2)    Designing endothelial function restorative therapeutics
As we build an understanding of signals that impart and sustain LSEC functions, we reveal therapeutic targets to fight liver disease. For example, acquired liver diseases (drug induced liver injury, NASH, NAFLD, and liver metastasis) all reduce LSEC scavenging and transport functions. We hypothesize that therapeutic rescue of these functions may indirectly rescue other liver functions by supporting other liver cell types (eg. hepatocytes). This work models disease in our humanized mouse model to ensure designed therapeutics provide predicated therapeutics benefits directly or indirectly through human LSECs in vivo. 

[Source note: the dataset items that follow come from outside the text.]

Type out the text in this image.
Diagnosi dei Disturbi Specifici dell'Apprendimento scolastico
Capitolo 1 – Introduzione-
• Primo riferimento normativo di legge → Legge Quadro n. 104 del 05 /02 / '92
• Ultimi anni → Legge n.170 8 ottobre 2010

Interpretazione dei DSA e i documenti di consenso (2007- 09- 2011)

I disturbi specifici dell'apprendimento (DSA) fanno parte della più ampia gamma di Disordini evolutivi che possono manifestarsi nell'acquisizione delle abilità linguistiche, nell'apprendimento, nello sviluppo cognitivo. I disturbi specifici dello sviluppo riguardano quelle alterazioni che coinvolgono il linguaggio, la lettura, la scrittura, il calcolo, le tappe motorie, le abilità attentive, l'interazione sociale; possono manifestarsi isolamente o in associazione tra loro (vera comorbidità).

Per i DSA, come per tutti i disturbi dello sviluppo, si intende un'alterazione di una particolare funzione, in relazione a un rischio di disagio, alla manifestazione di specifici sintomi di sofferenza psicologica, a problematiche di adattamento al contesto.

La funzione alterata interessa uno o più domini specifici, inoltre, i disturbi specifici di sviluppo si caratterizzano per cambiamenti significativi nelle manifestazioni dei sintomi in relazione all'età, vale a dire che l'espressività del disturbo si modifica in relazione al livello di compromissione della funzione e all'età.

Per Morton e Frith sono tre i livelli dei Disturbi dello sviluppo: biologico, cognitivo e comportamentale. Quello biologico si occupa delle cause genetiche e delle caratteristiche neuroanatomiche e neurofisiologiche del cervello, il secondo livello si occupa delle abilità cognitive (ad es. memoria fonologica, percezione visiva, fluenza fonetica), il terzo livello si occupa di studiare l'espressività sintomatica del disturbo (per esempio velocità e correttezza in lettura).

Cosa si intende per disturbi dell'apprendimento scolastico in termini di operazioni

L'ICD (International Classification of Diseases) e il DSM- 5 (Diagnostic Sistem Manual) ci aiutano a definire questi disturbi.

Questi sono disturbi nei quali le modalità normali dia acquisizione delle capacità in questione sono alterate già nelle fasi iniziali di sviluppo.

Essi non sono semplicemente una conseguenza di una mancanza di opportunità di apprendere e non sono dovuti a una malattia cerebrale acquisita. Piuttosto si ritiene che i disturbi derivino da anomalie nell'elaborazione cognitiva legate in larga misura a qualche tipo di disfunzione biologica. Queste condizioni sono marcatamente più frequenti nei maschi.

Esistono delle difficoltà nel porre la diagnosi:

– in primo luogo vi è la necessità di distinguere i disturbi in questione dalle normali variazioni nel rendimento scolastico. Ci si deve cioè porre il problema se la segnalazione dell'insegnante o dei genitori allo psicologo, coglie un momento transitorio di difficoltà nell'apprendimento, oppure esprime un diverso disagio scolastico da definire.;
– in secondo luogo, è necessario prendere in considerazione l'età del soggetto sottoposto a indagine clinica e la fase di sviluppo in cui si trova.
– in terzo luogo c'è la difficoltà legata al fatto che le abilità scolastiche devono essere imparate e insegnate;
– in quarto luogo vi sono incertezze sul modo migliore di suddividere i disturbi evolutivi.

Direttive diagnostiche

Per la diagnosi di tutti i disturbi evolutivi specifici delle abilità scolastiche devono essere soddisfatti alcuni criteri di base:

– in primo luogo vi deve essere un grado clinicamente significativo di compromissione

3)    Cell therapy for Hemophilia A and liver disease
Some liver vascular disease are of genetic origin leading to a loss of function in liver endothelium. An example of this is Hemophilia A where all the body’s cells fail to produce sufficient FVIII protein to regulate blood clotting. Since LSECs are numerous and naturally make high levels of FVIII, we previously applied our hPSC-based VEC cell therapy model to Hemophilia A mice collaboratively with Dr. Antonia Follenzi (Università, del Piemonte Orientale, Italy). Mice receiving hPSC-VEC cell therapy corrected their severe bleeding to a mild form due to the bioactive hPSC-LSEC produced FVIII. We are currently working to advance this approach to become free from immune rejection constraints and leverage the other natural and engineered proteins that hPSC-LSECs make to fight liver disease from within the organ.